Le patrimoine offre d’inestimables décors aux chefs cuisiniers, encore faut-il que le concept culinaire associé entre en résonance avec comme au Fiera dont les cordons bleus vous servent dans l’ancienne Bourse du fret d’Anvers.

Extension fin XIXe de la première Bourse du Commerce, le Schippersbeurs anversois vient de se réincarner en restaurant. Son impressionnant décor a été délicieusement remis en œuvre et en scène par Catherine Verbraeken et Alexis Biset pour le compte de Jan Jacobs, le leader du catering belge. Tout semble être aux rendez-vous pour satisfaire papilles et pupilles !

La Bourse et sa vie

Au XVIe siècle, le port flamand devint « la fleur du monde ». Avec 10 000 marchands étrangers pour 100 000 habitants, la cité se revendiquait « la patrie commune de toutes les nations » grâce au commerce qui s’y opérait très librement. C’est en toute logique qu’y fut bâtie dès 1531 la première Bourse avec un marché permanent, plus de trois décennies avant celle de Londres. Ravagée par le feu un demi-siècle plus tard, elle fut reconstruite presque à l’identique, autour d’une grande cour carrée ceinte de colonnades.

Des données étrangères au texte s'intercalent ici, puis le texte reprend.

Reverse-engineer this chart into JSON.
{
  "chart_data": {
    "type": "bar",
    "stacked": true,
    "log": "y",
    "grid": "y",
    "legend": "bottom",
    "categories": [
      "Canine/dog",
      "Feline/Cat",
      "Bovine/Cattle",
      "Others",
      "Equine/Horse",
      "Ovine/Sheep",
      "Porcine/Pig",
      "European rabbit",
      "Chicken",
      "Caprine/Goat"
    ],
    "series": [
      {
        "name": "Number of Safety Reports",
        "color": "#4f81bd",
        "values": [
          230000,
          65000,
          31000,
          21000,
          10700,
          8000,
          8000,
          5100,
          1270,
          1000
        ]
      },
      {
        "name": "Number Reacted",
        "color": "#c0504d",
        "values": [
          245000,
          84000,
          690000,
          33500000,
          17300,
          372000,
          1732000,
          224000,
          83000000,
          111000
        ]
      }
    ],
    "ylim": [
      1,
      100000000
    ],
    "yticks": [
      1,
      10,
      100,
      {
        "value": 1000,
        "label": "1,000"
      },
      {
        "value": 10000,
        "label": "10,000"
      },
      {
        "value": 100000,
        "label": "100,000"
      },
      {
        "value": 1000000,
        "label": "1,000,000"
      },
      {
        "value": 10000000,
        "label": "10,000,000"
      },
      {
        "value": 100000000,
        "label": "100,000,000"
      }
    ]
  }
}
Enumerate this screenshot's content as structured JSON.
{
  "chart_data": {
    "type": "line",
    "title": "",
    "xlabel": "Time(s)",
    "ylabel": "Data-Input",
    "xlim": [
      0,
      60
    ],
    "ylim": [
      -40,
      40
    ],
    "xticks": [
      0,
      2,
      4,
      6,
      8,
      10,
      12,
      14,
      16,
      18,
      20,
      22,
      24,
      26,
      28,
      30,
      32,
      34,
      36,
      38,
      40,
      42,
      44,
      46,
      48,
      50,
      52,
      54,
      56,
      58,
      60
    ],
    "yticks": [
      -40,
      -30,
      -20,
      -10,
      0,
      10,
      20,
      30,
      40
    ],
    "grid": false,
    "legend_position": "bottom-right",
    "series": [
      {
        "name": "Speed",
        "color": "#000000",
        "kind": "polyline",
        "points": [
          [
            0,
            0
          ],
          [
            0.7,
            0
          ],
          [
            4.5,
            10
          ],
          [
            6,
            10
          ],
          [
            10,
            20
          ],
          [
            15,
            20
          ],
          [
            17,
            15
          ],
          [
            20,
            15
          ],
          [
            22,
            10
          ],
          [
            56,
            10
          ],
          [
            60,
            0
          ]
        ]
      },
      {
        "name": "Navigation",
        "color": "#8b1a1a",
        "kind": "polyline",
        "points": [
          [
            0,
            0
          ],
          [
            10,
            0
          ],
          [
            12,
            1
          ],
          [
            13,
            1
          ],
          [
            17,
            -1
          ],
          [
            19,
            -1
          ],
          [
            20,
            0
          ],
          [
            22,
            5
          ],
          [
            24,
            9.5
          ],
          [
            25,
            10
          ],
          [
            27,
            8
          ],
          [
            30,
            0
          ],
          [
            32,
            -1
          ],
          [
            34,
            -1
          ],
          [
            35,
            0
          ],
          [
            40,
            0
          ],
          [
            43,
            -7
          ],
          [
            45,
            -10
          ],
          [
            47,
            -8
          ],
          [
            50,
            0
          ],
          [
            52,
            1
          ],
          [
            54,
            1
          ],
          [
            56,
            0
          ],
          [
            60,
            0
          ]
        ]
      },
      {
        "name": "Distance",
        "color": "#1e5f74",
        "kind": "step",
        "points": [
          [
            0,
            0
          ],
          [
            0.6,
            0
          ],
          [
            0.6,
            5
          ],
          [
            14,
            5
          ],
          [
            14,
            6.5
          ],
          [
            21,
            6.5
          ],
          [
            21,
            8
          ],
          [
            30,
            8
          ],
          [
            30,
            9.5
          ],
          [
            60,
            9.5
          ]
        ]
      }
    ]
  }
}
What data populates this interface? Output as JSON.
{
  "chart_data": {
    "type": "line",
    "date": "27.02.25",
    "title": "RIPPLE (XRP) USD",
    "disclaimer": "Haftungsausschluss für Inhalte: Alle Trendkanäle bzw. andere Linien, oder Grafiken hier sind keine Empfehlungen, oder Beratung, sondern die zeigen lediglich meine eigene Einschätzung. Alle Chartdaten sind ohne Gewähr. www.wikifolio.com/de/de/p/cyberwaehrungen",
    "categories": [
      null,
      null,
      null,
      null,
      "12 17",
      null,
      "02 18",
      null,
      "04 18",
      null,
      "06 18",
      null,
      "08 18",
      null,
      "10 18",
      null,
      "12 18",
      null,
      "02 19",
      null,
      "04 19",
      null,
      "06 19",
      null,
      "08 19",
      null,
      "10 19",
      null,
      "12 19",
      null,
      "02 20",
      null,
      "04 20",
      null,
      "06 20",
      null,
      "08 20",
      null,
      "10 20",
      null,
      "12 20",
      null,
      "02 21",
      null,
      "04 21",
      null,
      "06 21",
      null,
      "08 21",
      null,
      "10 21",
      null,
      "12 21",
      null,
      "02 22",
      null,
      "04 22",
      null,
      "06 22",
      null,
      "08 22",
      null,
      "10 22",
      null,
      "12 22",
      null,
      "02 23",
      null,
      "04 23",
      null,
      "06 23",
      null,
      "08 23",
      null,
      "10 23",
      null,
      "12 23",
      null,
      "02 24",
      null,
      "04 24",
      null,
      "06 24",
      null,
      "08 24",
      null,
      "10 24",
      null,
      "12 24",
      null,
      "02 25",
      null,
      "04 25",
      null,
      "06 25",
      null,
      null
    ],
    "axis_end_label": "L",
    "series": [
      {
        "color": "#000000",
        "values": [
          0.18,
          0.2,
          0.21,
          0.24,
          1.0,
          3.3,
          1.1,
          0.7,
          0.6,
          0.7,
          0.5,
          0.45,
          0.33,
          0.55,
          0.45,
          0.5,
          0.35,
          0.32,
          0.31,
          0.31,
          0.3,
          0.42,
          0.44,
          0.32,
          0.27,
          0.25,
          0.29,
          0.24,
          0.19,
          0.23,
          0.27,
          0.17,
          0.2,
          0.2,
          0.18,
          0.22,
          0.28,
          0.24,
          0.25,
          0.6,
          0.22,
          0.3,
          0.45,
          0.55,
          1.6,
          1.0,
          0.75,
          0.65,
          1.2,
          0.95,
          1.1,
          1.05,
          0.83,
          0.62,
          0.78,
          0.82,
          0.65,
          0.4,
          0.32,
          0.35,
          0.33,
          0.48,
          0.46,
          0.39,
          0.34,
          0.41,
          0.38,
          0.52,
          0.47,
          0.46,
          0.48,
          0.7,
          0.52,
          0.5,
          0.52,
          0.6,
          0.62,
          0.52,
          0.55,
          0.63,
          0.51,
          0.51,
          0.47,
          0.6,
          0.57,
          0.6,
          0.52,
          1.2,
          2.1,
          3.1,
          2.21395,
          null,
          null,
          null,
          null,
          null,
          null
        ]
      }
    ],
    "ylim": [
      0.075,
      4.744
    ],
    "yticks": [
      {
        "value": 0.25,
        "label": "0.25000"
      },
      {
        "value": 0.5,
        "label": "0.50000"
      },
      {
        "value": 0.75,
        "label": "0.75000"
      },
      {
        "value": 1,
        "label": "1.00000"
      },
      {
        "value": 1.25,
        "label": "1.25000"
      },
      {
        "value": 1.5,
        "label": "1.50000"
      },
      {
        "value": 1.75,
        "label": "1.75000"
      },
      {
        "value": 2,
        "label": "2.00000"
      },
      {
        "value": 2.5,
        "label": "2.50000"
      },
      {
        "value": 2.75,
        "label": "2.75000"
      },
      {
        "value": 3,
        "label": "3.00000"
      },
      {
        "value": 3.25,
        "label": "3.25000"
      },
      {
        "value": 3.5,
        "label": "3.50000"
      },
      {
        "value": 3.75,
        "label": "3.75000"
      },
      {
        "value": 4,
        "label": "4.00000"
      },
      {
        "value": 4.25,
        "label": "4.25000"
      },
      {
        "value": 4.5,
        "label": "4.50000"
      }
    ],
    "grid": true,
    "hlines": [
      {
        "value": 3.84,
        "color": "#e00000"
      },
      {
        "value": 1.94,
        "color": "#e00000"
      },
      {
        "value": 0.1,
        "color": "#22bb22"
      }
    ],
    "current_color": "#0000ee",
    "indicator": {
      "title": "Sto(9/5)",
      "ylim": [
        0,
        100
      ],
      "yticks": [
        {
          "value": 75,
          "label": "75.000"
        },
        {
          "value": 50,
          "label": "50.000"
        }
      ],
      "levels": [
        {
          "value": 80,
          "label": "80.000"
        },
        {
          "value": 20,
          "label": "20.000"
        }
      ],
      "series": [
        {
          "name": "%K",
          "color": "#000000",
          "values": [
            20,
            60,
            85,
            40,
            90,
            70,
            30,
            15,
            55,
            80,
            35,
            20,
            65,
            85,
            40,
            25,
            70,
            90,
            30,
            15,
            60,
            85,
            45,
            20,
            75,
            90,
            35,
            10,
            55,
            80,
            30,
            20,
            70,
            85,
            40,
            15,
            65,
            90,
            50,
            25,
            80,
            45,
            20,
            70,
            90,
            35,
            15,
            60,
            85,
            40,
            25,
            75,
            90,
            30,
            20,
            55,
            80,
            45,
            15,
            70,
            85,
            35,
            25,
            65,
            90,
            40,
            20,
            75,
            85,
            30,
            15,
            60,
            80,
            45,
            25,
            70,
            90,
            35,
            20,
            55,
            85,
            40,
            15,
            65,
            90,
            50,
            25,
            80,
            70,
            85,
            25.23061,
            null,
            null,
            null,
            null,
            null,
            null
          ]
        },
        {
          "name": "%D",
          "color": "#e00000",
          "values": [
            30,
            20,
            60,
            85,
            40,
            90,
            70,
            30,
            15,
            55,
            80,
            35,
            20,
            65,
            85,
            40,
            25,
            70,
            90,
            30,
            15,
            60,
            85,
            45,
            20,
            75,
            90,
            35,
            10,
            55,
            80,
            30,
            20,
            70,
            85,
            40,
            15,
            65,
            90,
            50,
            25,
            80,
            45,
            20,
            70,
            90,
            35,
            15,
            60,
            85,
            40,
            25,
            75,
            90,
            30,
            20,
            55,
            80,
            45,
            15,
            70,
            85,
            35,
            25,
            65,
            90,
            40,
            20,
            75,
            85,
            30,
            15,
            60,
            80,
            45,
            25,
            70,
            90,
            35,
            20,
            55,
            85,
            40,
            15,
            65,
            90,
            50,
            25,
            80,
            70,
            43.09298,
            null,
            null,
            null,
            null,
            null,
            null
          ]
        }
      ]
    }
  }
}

Mais l’année de siège d’Anvers par les troupes espagnoles entama le déclin de son port au profit de celui d’Amsterdam puis de celui de Londres.

Un hôtel compléta l’édifice au XVIIIe, bientôt partagé avec l’Académie des arts, qui fit couvrir en 1853 sa cour d’une coupole en verre inspirée du Crystal Palace de Londres. L’ensemble fut la proie des flammes cinq ans plus tard.

Reconstruite en 1872 dans le style néogothique brabançon, l’institution se dota d’une Bourse du fret maritime. Sa cour centrale aux allures de place Saint-Marc est depuis surmontée d’une verrière sur une charpente métallique des plus ouvragée.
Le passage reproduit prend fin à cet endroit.